Monday, January 11, 2010

Nonfiction Monday -- Look Inside a Log Cabin

Look Inside a Log Cabin by Mari Schuh. Mankato, Mn: Capstone Press, a Pebble Plus book, 2009. Available now.

Now, I know that Capstone is a small press located in a northern state in the middle of the United States, but do they have to be so focused on Minnesota that they don't realize there are log cabins in other states? Why do I ask? Well -- the book starts right out declaring that Swedish pioneers built the first log cabins in America.

Oh, really? Minnesota does have a large settlement of people from Sweden, but not a lot of Swedes were among the early settlers in the Mid-Atlantic States, so how come there are so many old log cabins still standing here in the east? Some even have people living happily in them. Others are preserved in parks and museums. I live here and have seen many, myself. (I almost bought one, as a matter of fact.) Many of the eastern log cabins were built by German, Dutch, and English settlers before the War of Independence. There are log cabins up and down the east coast. Go visit Jamestown, or a reconstruction of the Pilgrim settlement in Massachusetts, or Valley Forge to see examples.

Same technique, though.
You find your tree and chop it down.
Trim the bark off, square the sides if you want, and notch the ends.
Here is where the book needs one more picture -- of men interlocking these notches together to build a strong wall. (I say 'mem' because those logs are darn heavy.) Modern kids probably have never built things with Lincoln Logs (TM of a toy), and probably have no idea how the house walls on the next page were put together. The Glossary in the back explains this a bit more, but it needs a picture.

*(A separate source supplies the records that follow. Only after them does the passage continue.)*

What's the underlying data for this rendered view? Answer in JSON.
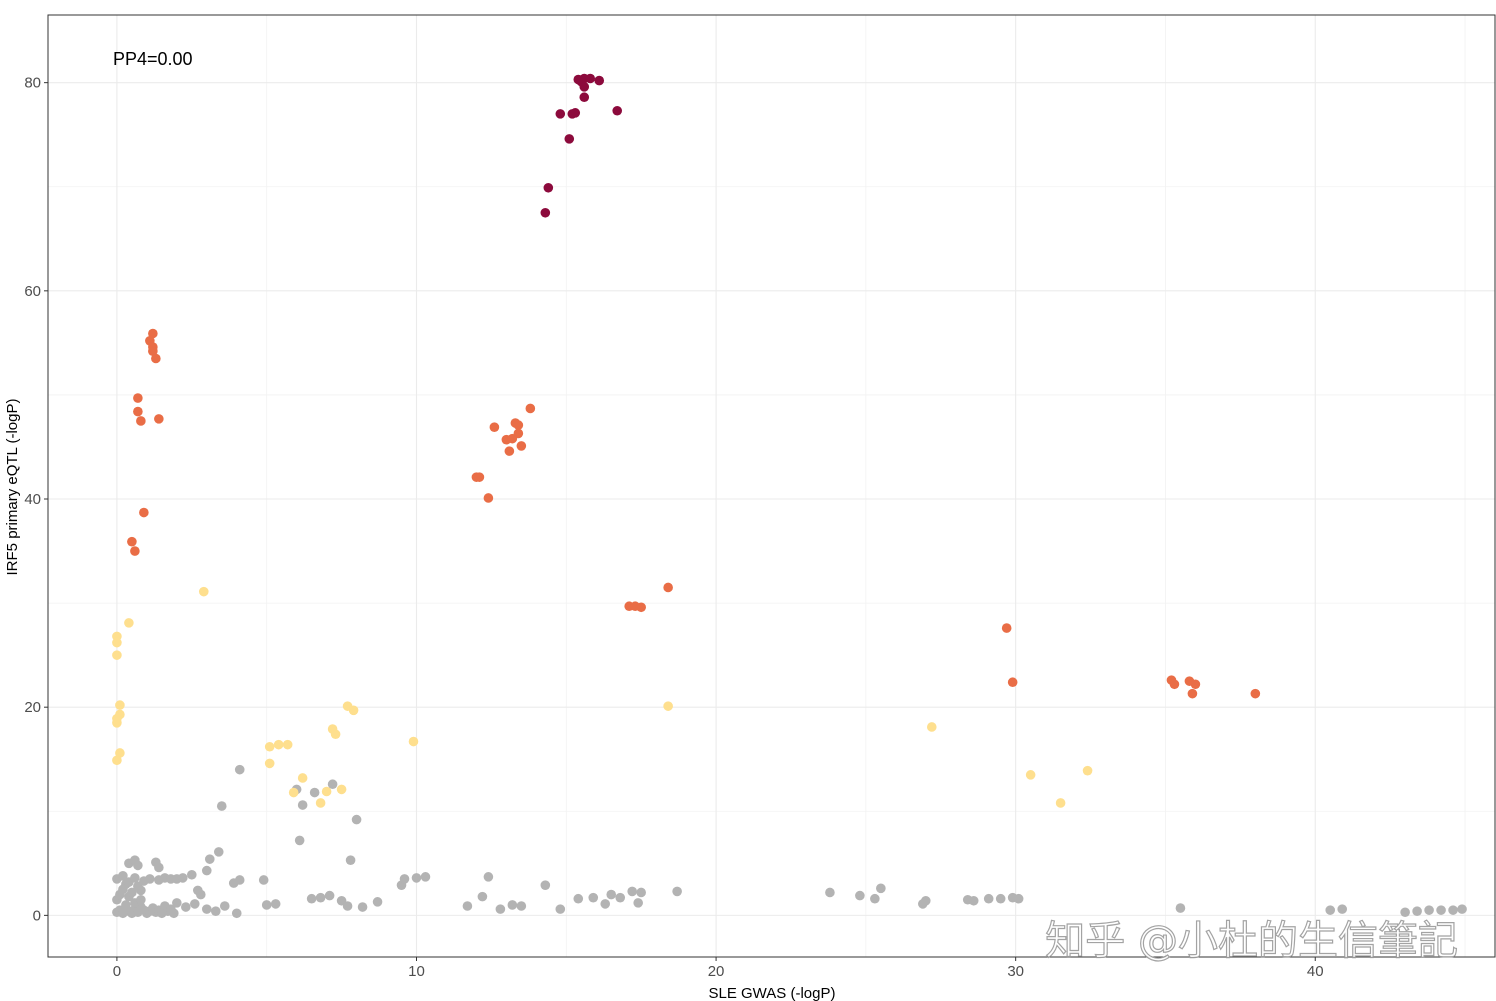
{
  "annotation": "PP4=0.00",
  "watermark": "知乎 @小杜的生信筆記",
  "chart_data": {
    "type": "scatter",
    "xlabel": "SLE GWAS (-logP)",
    "ylabel": "IRF5 primary eQTL (-logP)",
    "xlim": [
      -2.3,
      46
    ],
    "ylim": [
      -4,
      86.5
    ],
    "xticks": [
      0,
      10,
      20,
      30,
      40
    ],
    "yticks": [
      0,
      20,
      40,
      60,
      80
    ],
    "grid": true,
    "colors": {
      "gray": "#b3b3b3",
      "yellow": "#fedf8e",
      "orange": "#e96d46",
      "maroon": "#8c0a3c"
    },
    "series": [
      {
        "color_key": "maroon",
        "points": [
          [
            15.4,
            80.3
          ],
          [
            15.6,
            80.4
          ],
          [
            15.8,
            80.4
          ],
          [
            16.1,
            80.2
          ],
          [
            15.5,
            80.1
          ],
          [
            15.6,
            79.6
          ],
          [
            15.6,
            78.6
          ],
          [
            16.7,
            77.3
          ],
          [
            14.8,
            77.0
          ],
          [
            15.2,
            77.0
          ],
          [
            15.3,
            77.1
          ],
          [
            15.1,
            74.6
          ],
          [
            14.4,
            69.9
          ],
          [
            14.3,
            67.5
          ]
        ]
      },
      {
        "color_key": "orange",
        "points": [
          [
            1.2,
            55.9
          ],
          [
            1.1,
            55.2
          ],
          [
            1.2,
            54.6
          ],
          [
            1.2,
            54.2
          ],
          [
            1.3,
            53.5
          ],
          [
            0.7,
            49.7
          ],
          [
            0.7,
            48.4
          ],
          [
            0.8,
            47.5
          ],
          [
            1.4,
            47.7
          ],
          [
            0.9,
            38.7
          ],
          [
            0.5,
            35.9
          ],
          [
            0.6,
            35.0
          ],
          [
            13.8,
            48.7
          ],
          [
            12.6,
            46.9
          ],
          [
            13.3,
            47.3
          ],
          [
            13.4,
            47.1
          ],
          [
            13.0,
            45.7
          ],
          [
            13.2,
            45.8
          ],
          [
            13.4,
            46.3
          ],
          [
            13.5,
            45.1
          ],
          [
            13.1,
            44.6
          ],
          [
            12.0,
            42.1
          ],
          [
            12.1,
            42.1
          ],
          [
            12.4,
            40.1
          ],
          [
            17.1,
            29.7
          ],
          [
            17.3,
            29.7
          ],
          [
            17.5,
            29.6
          ],
          [
            18.4,
            31.5
          ],
          [
            29.7,
            27.6
          ],
          [
            29.9,
            22.4
          ],
          [
            35.2,
            22.6
          ],
          [
            35.3,
            22.2
          ],
          [
            35.8,
            22.5
          ],
          [
            36.0,
            22.2
          ],
          [
            35.9,
            21.3
          ],
          [
            38.0,
            21.3
          ]
        ]
      },
      {
        "color_key": "yellow",
        "points": [
          [
            0.0,
            26.8
          ],
          [
            0.0,
            26.2
          ],
          [
            0.0,
            25.0
          ],
          [
            0.4,
            28.1
          ],
          [
            0.1,
            20.2
          ],
          [
            0.1,
            19.3
          ],
          [
            0.0,
            18.9
          ],
          [
            0.0,
            18.5
          ],
          [
            0.1,
            15.6
          ],
          [
            0.0,
            14.9
          ],
          [
            2.9,
            31.1
          ],
          [
            5.1,
            16.2
          ],
          [
            5.4,
            16.4
          ],
          [
            5.7,
            16.4
          ],
          [
            5.1,
            14.6
          ],
          [
            5.9,
            11.8
          ],
          [
            6.2,
            13.2
          ],
          [
            7.2,
            17.9
          ],
          [
            7.3,
            17.4
          ],
          [
            7.7,
            20.1
          ],
          [
            7.9,
            19.7
          ],
          [
            7.5,
            12.1
          ],
          [
            7.0,
            11.9
          ],
          [
            6.8,
            10.8
          ],
          [
            9.9,
            16.7
          ],
          [
            18.4,
            20.1
          ],
          [
            27.2,
            18.1
          ],
          [
            30.5,
            13.5
          ],
          [
            31.5,
            10.8
          ],
          [
            32.4,
            13.9
          ]
        ]
      },
      {
        "color_key": "gray",
        "points": [
          [
            0.0,
            0.3
          ],
          [
            0.1,
            0.5
          ],
          [
            0.2,
            0.2
          ],
          [
            0.3,
            1.0
          ],
          [
            0.4,
            0.4
          ],
          [
            0.5,
            0.2
          ],
          [
            0.6,
            0.6
          ],
          [
            0.7,
            0.3
          ],
          [
            0.8,
            0.8
          ],
          [
            0.9,
            0.5
          ],
          [
            1.0,
            0.2
          ],
          [
            1.1,
            0.4
          ],
          [
            1.2,
            0.7
          ],
          [
            1.3,
            0.3
          ],
          [
            1.4,
            0.5
          ],
          [
            1.5,
            0.2
          ],
          [
            1.6,
            0.9
          ],
          [
            1.7,
            0.4
          ],
          [
            1.8,
            0.6
          ],
          [
            1.9,
            0.2
          ],
          [
            0.0,
            1.5
          ],
          [
            0.1,
            2.0
          ],
          [
            0.2,
            2.5
          ],
          [
            0.3,
            3.0
          ],
          [
            0.4,
            1.8
          ],
          [
            0.5,
            2.2
          ],
          [
            0.6,
            1.2
          ],
          [
            0.7,
            2.8
          ],
          [
            0.8,
            1.5
          ],
          [
            0.9,
            3.3
          ],
          [
            0.0,
            3.5
          ],
          [
            0.2,
            3.8
          ],
          [
            0.4,
            3.2
          ],
          [
            0.6,
            3.6
          ],
          [
            0.8,
            2.4
          ],
          [
            0.4,
            5.0
          ],
          [
            0.6,
            5.3
          ],
          [
            0.7,
            4.8
          ],
          [
            1.3,
            5.1
          ],
          [
            1.4,
            4.6
          ],
          [
            1.1,
            3.5
          ],
          [
            1.4,
            3.4
          ],
          [
            1.6,
            3.6
          ],
          [
            1.8,
            3.5
          ],
          [
            2.0,
            3.5
          ],
          [
            2.2,
            3.6
          ],
          [
            2.5,
            3.9
          ],
          [
            2.0,
            1.2
          ],
          [
            2.3,
            0.8
          ],
          [
            2.6,
            1.1
          ],
          [
            3.0,
            0.6
          ],
          [
            3.3,
            0.4
          ],
          [
            3.6,
            0.9
          ],
          [
            4.0,
            0.2
          ],
          [
            2.7,
            2.4
          ],
          [
            2.8,
            2.0
          ],
          [
            3.0,
            4.3
          ],
          [
            3.1,
            5.4
          ],
          [
            3.4,
            6.1
          ],
          [
            3.5,
            10.5
          ],
          [
            4.1,
            14.0
          ],
          [
            4.1,
            3.4
          ],
          [
            3.9,
            3.1
          ],
          [
            4.9,
            3.4
          ],
          [
            5.0,
            1.0
          ],
          [
            5.3,
            1.1
          ],
          [
            6.0,
            12.1
          ],
          [
            6.1,
            7.2
          ],
          [
            6.2,
            10.6
          ],
          [
            6.6,
            11.8
          ],
          [
            7.2,
            12.6
          ],
          [
            7.8,
            5.3
          ],
          [
            8.0,
            9.2
          ],
          [
            6.5,
            1.6
          ],
          [
            6.8,
            1.7
          ],
          [
            7.1,
            1.9
          ],
          [
            7.5,
            1.4
          ],
          [
            7.7,
            0.9
          ],
          [
            8.2,
            0.8
          ],
          [
            8.7,
            1.3
          ],
          [
            9.5,
            2.9
          ],
          [
            9.6,
            3.5
          ],
          [
            10.0,
            3.6
          ],
          [
            10.3,
            3.7
          ],
          [
            11.7,
            0.9
          ],
          [
            12.2,
            1.8
          ],
          [
            12.4,
            3.7
          ],
          [
            12.8,
            0.6
          ],
          [
            13.2,
            1.0
          ],
          [
            13.5,
            0.9
          ],
          [
            14.3,
            2.9
          ],
          [
            14.8,
            0.6
          ],
          [
            15.4,
            1.6
          ],
          [
            15.9,
            1.7
          ],
          [
            16.3,
            1.1
          ],
          [
            16.5,
            2.0
          ],
          [
            16.8,
            1.7
          ],
          [
            17.2,
            2.3
          ],
          [
            17.5,
            2.2
          ],
          [
            17.4,
            1.2
          ],
          [
            18.7,
            2.3
          ],
          [
            23.8,
            2.2
          ],
          [
            24.8,
            1.9
          ],
          [
            25.3,
            1.6
          ],
          [
            25.5,
            2.6
          ],
          [
            26.9,
            1.1
          ],
          [
            27.0,
            1.4
          ],
          [
            28.4,
            1.5
          ],
          [
            28.6,
            1.4
          ],
          [
            29.1,
            1.6
          ],
          [
            29.5,
            1.6
          ],
          [
            29.9,
            1.7
          ],
          [
            30.1,
            1.6
          ],
          [
            35.5,
            0.7
          ],
          [
            40.5,
            0.5
          ],
          [
            40.9,
            0.6
          ],
          [
            43.0,
            0.3
          ],
          [
            43.4,
            0.4
          ],
          [
            43.8,
            0.5
          ],
          [
            44.2,
            0.5
          ],
          [
            44.6,
            0.5
          ],
          [
            44.9,
            0.6
          ]
        ]
      }
    ]
  }
}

This series is aimed at first graders with two sentences on the left and a photograph filling the page on the right out to the edges of the page.

Part of the' Look Inside' set which includes Look Inside an Igloo, Look Inside Pyramid, and Look Inside a Tepee as well as the Log Cabin book.

By now you should realize that I'm still digging through the box of sample books that Capstone Press sent me last fall. This particular one caught my eye because I've always been interested in early houses and have included pictures of them in my biographies of the first presidents. Plus, I learned how to build (and caulk) a log house at an early age.

No, we didn't buy the log cabin I mentioned above -- we bought a pre-Revolutionary War stone farmhouse, instead. Which also has a fireplace in every room. Now heated by a woodstove.